Friday, December 31, 2010

Year End Musings

This is me and Lucy in December of last year
What a year!  Last year at this time Lucy was barely 4 months old.  I was chronically sleep deprived and really floundering as I tried to fit into my new role as a mom.  Now Lucy is almost 16 months old, I usually get a full night's sleep (though I often feel tired anyway) and while I am floundering a little less, I still feel like wearing the Mama Hat is still a very intimidating article of clothing to don every day.

February 2010
Lucy started choking on a grape the other day and I didn't know what to do.  The four moms in the room were all looking at Lucy and then looking at me and the first thing I said when I realized she couldn't cough it up on her own was "Oh God, I don't know what to do" and started crying as I grabbed my daughter and managed to do some gross approximation of  the Heimlich Maneuver.  I am still having nightmares about this - Lucy looking at me with  "please help me, Mama" written all over her terrified face, and me not knowing what to do.

March 2010
It sort of slapped me in the face about what my real job is here.  You're up, Mama.  This is your job. You are the EMS, triage, and nurse along with teacher, maid, laundry worker, milk bank, cook, playmate, interpreter and sanitation engineer (read: butt cleaner).  I sort of knew it before.  I really know it now.

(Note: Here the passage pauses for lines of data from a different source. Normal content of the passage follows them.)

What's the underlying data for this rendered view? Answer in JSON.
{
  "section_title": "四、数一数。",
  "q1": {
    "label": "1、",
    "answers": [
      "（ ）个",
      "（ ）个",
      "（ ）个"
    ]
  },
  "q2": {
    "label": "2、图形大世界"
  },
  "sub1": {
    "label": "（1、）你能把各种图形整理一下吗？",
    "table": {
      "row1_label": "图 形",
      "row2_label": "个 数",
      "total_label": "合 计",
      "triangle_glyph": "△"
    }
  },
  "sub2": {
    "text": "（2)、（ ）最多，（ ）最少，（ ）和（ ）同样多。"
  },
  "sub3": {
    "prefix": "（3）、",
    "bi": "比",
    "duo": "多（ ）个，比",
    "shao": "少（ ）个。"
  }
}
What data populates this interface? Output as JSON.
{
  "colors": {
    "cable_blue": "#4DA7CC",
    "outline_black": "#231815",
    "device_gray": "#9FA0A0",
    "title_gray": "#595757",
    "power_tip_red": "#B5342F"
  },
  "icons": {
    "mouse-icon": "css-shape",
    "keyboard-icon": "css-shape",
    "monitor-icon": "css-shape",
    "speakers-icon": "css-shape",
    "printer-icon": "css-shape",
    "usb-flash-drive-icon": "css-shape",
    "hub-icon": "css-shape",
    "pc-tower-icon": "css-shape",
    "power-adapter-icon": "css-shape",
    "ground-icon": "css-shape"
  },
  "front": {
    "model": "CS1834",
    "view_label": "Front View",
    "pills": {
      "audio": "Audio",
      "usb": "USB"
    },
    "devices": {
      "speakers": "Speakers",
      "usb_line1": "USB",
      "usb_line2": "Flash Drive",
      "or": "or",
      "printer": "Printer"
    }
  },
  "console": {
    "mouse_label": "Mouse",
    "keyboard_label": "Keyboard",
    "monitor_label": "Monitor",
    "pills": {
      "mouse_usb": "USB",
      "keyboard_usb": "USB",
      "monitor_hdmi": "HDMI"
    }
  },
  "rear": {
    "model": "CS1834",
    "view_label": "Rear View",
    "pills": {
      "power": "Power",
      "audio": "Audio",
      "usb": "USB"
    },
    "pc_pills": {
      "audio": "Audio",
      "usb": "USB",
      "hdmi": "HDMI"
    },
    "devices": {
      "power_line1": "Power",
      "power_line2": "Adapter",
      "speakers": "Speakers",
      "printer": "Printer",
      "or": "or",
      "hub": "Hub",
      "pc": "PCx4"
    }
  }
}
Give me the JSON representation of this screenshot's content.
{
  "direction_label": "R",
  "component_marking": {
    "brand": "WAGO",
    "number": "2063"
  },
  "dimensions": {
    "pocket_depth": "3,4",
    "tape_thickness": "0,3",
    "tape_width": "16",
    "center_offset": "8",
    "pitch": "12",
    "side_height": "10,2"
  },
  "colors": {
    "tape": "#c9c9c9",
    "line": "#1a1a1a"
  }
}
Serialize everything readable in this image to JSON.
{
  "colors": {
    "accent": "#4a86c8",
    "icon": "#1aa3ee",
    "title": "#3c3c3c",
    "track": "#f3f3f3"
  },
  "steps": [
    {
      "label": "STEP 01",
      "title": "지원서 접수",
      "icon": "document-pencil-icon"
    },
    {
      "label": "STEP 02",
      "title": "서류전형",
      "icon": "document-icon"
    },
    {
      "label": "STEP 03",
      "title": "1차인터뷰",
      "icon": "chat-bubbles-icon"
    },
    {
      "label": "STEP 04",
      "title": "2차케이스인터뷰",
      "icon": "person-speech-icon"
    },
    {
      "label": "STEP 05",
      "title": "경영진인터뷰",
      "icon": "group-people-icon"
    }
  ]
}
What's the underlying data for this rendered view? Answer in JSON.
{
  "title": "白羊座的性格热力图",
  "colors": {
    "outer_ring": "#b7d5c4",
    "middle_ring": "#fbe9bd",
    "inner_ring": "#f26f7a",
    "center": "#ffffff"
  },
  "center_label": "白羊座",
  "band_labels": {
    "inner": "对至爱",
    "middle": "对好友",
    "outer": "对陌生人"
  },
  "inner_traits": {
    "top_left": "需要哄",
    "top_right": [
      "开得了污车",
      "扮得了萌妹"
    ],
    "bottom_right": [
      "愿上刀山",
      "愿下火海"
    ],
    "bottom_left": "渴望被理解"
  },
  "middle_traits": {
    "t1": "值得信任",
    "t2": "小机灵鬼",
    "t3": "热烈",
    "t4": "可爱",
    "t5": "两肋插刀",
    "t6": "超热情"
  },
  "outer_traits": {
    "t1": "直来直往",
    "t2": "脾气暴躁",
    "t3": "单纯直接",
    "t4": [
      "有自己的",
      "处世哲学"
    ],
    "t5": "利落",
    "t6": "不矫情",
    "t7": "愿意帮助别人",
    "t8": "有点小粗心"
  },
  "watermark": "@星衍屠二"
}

May 2010 with adoring Daddy
Regardless of any life-threatening situations, however, I have really grown into being a mom.  I love it.  I love watching Lucy turn into a little person with likes and dislikes and opinions and independent thoughts.  I love watching her discover and learn.  I love watching her learn to communicate more effectively.  She now will say a word she knows, and if I don't understand, she does the sign.  She's just so cool.  The best thing I have ever done.

Silly July baby
Happy birthday, Lucy! September 2010
I love watching Kevin grow into being a dad.  He is so good with her.  So fun and loving and silly and strong and everything you'd want your dad to be.  I love watching him watch Lucy play.  I love him more every day.  Our wedding vows said "I choose you today, as I chose you yesterday and I intend to choose you tomorrow."  I am so incredibly lucky to be able to choose this wonderful man as my husband every day.
Thanksgiving 2010

I sometimes worry about money (who doesn't) and accidentally letting Lucy choke on/fall off of/run into something, but generally speaking, our life is pretty damn good.